From the 2021 HVPAA National Conference
Max Trojano (Penn State College of Medicine), Garrett Rucker, Brian McGillen
Patient activation, which has been defined as having the knowledge, skills, and confidence to manage one’s own health, has historically been neglected in the inpatient setting, despite its strong association with improved health outcomes in outpatient studies. Whiteboards are an increasingly ubiquitous fixture in hospital rooms across the U.S. that could help to address this issue, as they represent a cost-effective, ready-made channel to engage patients in their own healthcare; thereby, serving as a patient activation tool. Yet, their efficacy has only been minimally explored.
- Assess the role of the patient in the patient-provider whiteboard communication process.
- Quantify the impact of involving patients in the whiteboard completion process on patient activation by using the Patient Activation Measure (PAM), a validated 13-item survey used to gauge the level of patients’ knowledge for disease, skills, and confidence in managing their own health.
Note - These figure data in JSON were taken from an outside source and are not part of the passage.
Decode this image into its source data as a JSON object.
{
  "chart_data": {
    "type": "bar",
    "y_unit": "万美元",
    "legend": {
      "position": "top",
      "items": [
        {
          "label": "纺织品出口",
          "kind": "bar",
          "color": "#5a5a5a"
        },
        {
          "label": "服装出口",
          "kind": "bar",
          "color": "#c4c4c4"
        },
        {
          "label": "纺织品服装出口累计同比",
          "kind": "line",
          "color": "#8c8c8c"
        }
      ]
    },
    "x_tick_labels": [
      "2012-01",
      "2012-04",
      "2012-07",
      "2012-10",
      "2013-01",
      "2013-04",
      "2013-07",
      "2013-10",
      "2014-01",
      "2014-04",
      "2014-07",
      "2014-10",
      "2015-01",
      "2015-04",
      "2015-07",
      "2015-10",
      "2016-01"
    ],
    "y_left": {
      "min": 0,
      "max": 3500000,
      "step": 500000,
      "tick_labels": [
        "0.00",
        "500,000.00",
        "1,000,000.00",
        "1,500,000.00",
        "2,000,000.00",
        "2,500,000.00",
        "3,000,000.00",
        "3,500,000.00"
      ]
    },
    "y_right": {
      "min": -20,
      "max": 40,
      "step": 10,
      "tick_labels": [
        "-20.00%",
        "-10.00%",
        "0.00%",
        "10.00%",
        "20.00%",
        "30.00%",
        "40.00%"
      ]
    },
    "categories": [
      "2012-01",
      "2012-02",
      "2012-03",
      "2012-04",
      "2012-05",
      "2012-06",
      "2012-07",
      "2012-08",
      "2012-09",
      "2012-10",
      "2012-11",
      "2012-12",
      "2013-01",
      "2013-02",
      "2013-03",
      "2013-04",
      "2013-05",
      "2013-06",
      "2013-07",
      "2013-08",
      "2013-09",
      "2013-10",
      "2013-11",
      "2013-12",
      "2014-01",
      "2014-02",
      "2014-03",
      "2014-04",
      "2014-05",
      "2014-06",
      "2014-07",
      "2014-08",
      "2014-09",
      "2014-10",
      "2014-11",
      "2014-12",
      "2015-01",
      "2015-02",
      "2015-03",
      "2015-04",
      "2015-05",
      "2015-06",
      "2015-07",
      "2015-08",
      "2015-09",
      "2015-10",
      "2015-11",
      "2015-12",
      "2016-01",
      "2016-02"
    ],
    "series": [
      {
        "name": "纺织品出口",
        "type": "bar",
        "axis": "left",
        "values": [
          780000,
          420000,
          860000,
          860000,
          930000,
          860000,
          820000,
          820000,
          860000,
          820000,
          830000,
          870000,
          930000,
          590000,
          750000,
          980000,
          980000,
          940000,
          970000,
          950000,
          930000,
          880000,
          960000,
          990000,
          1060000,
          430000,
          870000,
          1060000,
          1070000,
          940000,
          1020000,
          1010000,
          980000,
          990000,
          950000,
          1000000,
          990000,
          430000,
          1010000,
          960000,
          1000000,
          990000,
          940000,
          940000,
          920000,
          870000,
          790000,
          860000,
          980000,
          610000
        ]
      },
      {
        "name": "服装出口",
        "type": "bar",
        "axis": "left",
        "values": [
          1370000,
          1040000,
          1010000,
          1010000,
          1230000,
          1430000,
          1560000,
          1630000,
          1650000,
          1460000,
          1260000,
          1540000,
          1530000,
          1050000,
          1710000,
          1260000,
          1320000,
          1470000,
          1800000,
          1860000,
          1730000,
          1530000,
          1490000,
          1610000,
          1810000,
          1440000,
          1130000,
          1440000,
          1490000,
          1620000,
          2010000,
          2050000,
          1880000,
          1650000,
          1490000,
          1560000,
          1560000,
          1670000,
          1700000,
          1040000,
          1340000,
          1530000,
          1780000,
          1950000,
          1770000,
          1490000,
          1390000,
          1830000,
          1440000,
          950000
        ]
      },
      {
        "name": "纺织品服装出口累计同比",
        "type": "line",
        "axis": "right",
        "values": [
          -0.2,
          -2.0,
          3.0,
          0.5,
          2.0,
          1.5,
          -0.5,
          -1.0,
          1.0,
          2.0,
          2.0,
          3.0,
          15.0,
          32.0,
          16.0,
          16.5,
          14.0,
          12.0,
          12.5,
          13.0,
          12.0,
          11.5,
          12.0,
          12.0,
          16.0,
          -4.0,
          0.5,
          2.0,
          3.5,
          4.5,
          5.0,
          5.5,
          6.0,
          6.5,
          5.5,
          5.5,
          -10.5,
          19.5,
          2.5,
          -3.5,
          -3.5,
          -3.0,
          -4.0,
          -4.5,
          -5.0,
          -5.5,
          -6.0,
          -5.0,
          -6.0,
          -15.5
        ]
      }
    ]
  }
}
This is a cross-sectional study that used patient surveys as the primary method of data acquisition. Subjects were identified from the general medicine inpatient unit at the Milton S. Hershey Medical Center. Participants (N = 172) were asked a series of four questions regarding their experience in whiteboard communication during their hospital stay: 1) whether someone explained the purpose of the whiteboard, 2) whether their questions were recorded on the whiteboard, 3) whether the whiteboard was used for education and planning, and 4) whether they felt included in whiteboard communication overall. We then used these questions to dichotomize the patient sample into two groups: those who agreed to all four questions were said to be optimally involved in whiteboard communication (n = 101), while those who disagreed with at least one statement were deemed sub-optimally involved (n = 71). PAM scores from the two cohorts were then compared.
Patients who were optimally involved in the whiteboard communication process had higher average PAM scores (M = 69.66, SD = 15.58) compared to the sub-optimally involved group (M = 61.40, SD = 13.07); t(170) = 3.65, p < 0.01. PAM scores did not correlate with any other explanatory demographic variable, including age, gender, race, ethnicity, employment status, or education level.
This study lends support to the structured use of whiteboards as an economical mechanism to improve patient activation and the value of inpatient care delivery.
Increased patient activation has previously been shown to lower readmission rates and reduce overall costs for healthcare systems. Accordingly, this study identifies whiteboards as a ready-made tool that could be leveraged to improve patient activation prior to discharge. However, limitations exist, as whiteboard communication carries a significant time burden, especially for physicians.